Elise McDonough schools us on edibles
As legalization sweeps the country more people are trying cannabis for the first time. And many of the noobs who aren’t interested in smoking it gravitate towards edibles. At least that’s what cannabis culinary expert Elise McDonough says. And she should know. McDonough writes a weekly column; “Psychedelicatessen” for High Times Magazine and has authored two books—The Official High Times Cannabis Cookbook in 2012 and last year’s Marijuana for Everybody.
“Successful anti-smoking campaigns have prevented thousands from using tobacco, and so many people today are unwilling to try to smoke anything, regardless of marijuana’s remarkable record for safety,” she tells us. “Edibles are attractive to new users because they come in familiar formats, they are discreet and easy to use, there’s no telltale smell of cannabis smoke on your hands or clothes, and because you can effectively replace many pharmaceutical medications with cannabis-infused foods, especially for insomnia or pain relief.”
After recreational use became legal in Colorado retail pot shops reported that edibles sales represented half of their income. In fact a February 2015 report from the Colorado Department of Revenue reveals that recreational edibles have far outsold medical edibles—2.85 million units of rec edibles sold compared to 1.96 million units of medical edibles. Damn that’s a lot of weed brownies. So clearly, the market for cannabis-infused foods is enormous and will continue to grow, McDonough says.
“While serving as a judge at the High Times Cannabis Cup over the past five years, I’ve personally watched this industry blossom and mature, McDonough says. “And the level of sophistication continues to increase daily. The top products entered into the competition these days display incredible branding, informative labeling, along with great tasting, very original food items.”
Infusing cannabis with safety
Since just about anything can be medicated, McDonough has sampled everything from pot-infused pizza sauce to potato chips to ice creams, gummies, fortune cookies for another project she’s involved in with SC Labs called Baked Science. To ensure what she’s sampling will actually get her stoned she has it tested. Testing has been instrumental in allowing the cannabis-infused foods industry to develop, McDonough says.
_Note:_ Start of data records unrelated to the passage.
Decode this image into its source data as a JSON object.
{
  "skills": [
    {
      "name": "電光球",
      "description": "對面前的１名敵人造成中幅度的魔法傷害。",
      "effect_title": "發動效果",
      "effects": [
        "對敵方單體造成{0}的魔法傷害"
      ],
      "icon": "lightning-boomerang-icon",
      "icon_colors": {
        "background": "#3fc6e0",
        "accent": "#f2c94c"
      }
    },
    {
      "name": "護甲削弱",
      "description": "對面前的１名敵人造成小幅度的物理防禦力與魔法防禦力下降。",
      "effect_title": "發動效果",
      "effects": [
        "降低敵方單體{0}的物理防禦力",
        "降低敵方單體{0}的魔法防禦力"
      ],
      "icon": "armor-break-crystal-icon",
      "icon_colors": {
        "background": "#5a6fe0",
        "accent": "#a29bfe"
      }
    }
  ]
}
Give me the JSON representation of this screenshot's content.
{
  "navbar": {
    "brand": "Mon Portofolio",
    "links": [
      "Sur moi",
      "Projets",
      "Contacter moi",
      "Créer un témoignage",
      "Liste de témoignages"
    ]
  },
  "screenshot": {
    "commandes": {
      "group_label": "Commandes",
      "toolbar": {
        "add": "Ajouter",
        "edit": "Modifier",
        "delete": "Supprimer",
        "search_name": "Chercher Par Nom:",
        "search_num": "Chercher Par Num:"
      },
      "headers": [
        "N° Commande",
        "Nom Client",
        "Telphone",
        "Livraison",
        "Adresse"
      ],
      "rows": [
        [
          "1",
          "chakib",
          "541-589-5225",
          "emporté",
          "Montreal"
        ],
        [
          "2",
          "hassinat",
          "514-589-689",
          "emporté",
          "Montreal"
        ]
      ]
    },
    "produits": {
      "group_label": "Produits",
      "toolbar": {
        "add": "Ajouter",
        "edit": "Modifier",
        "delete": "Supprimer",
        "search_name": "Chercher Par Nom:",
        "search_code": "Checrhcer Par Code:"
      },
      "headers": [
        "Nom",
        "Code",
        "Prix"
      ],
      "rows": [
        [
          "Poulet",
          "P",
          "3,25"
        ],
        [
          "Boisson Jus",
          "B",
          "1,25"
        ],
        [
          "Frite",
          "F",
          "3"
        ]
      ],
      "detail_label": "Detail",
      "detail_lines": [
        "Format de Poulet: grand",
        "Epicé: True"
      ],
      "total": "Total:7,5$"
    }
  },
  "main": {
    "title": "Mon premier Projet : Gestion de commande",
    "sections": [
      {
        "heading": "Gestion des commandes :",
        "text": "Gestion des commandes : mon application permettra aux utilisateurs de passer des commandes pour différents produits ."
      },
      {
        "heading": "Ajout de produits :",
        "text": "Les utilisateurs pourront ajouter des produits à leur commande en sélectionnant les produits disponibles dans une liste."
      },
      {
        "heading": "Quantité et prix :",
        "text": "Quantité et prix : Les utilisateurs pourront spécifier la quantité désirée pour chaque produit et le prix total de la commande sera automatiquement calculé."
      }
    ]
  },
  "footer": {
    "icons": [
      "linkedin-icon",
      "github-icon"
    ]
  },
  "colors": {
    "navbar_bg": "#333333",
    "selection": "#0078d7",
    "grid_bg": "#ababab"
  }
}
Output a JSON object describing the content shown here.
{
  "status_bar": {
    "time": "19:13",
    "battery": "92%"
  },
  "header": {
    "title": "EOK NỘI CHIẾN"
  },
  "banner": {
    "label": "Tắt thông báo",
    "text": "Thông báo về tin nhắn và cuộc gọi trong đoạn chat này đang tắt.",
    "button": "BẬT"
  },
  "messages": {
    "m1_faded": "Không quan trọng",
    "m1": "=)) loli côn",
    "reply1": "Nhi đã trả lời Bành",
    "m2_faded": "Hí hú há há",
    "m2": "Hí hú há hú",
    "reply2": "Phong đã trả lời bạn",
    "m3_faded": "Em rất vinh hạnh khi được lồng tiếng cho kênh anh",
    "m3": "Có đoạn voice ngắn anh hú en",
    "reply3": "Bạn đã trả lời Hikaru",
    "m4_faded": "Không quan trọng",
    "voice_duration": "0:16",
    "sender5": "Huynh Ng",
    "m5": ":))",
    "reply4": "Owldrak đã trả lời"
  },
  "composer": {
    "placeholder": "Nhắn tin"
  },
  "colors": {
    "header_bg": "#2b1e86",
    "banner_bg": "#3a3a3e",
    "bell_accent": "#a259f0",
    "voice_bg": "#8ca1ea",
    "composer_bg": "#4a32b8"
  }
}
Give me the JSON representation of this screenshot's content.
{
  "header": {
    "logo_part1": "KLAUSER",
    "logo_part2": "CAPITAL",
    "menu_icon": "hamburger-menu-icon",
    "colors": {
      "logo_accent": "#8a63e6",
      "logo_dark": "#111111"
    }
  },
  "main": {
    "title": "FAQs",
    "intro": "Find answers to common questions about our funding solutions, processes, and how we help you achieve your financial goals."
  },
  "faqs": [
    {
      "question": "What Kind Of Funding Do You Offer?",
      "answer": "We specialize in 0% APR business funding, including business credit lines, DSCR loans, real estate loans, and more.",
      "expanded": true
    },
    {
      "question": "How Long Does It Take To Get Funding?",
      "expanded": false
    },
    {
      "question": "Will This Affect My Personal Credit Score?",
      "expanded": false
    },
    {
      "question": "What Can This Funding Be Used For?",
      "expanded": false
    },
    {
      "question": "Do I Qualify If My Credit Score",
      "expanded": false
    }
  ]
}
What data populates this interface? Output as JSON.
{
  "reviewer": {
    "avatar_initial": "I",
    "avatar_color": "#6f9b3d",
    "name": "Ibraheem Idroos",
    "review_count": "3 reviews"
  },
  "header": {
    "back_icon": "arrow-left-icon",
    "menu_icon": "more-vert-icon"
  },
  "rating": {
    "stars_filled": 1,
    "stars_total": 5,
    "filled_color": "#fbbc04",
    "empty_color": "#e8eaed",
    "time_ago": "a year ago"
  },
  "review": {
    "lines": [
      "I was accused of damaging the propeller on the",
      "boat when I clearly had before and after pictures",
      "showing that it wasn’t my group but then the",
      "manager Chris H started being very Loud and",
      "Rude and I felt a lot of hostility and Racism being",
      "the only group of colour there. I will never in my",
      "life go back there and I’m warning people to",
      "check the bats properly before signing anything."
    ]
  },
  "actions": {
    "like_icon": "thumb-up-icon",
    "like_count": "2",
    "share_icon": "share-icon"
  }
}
“Very few people are willing to gamble on edibles with unknown potency, and so consistency from one batch to the next along with accurate labeling became paramount in attracting new customers,” she says. “Occasionally you will still see cannabis-infused products without lab-tested potency results, or with a self-determined system of dosing, such as a label that says “2X Dose” or 4X Dose,” but unless you know the amount of THC that’s being doubled or quadrupled, that doesn’t really mean much for the end user.”
There’s been a lot of controversy recently about label claims not matching actual potency. And many products may vary significantly from the THC potency listed on the package. So it’s important that consumers seek out well-known brands with a reputation for correct label claims, McDonough says. “It’s easier to homogenize items like chocolate bars or hard candy compared to baked goods, so seek out those products for more accurate potency estimates,” the expert points outs. That why she recommends that new users of cannabis edibles only seek out low-dose products with THC contact clearly stated in milligrams, and begin with only 5 or 10 milligrams to see how it will affect you.
Lab-testing methods for edibles may vary. “And there’s currently no state regulation or oversight of cannabis laboratories in California where I reside, says McDonough. “It’s important that the labs establish standardized testing procedures, and I hope that California will adopt a standardized dosage of 10 milligrams of THC as “one dose” much like Colorado, she says. “Setting a baseline for potency along with science-based public education campaigns will do a lot to inform new users and prevent negative experiences from over-consumption.”
However Colorado has adopted a lot of heavy-handed regulations aimed at preventing accidental ingestion among adults as well as children. And unfortunately while well-intentioned many of the regulations are unnecessarily burdensome to businesses. Currently edibles makers in Colorado are being required to find a way to mark or stamp their product as containing cannabis even when outside of the packaging, McDonough says. What that universal symbol or marking will look like is still being determined, but the regulation itself poses a lot of practical problems.
“How can cannabis-infused beverages be marked after they’ve been poured out of the bottle,” she says. “There’s no type of mark or coloring that would dissuade a toddler from eating an edible, since young kids will put anything in their mouths, including batteries or Tide detergent pods, which are much more dangerous.”
What’s worse? Many newly adopted restrictions aren’t successfully preventing children from ingesting cannabis-infused products plus they contribute to an overblown hysteria about their supposed dangers, McDonough says. “Ultimately, it’s the parents that bear responsibility for preventing young kids from accessing cannabis-infused foods, so lock up your edibles or choose a different way to use cannabis if you have youngsters in your house.”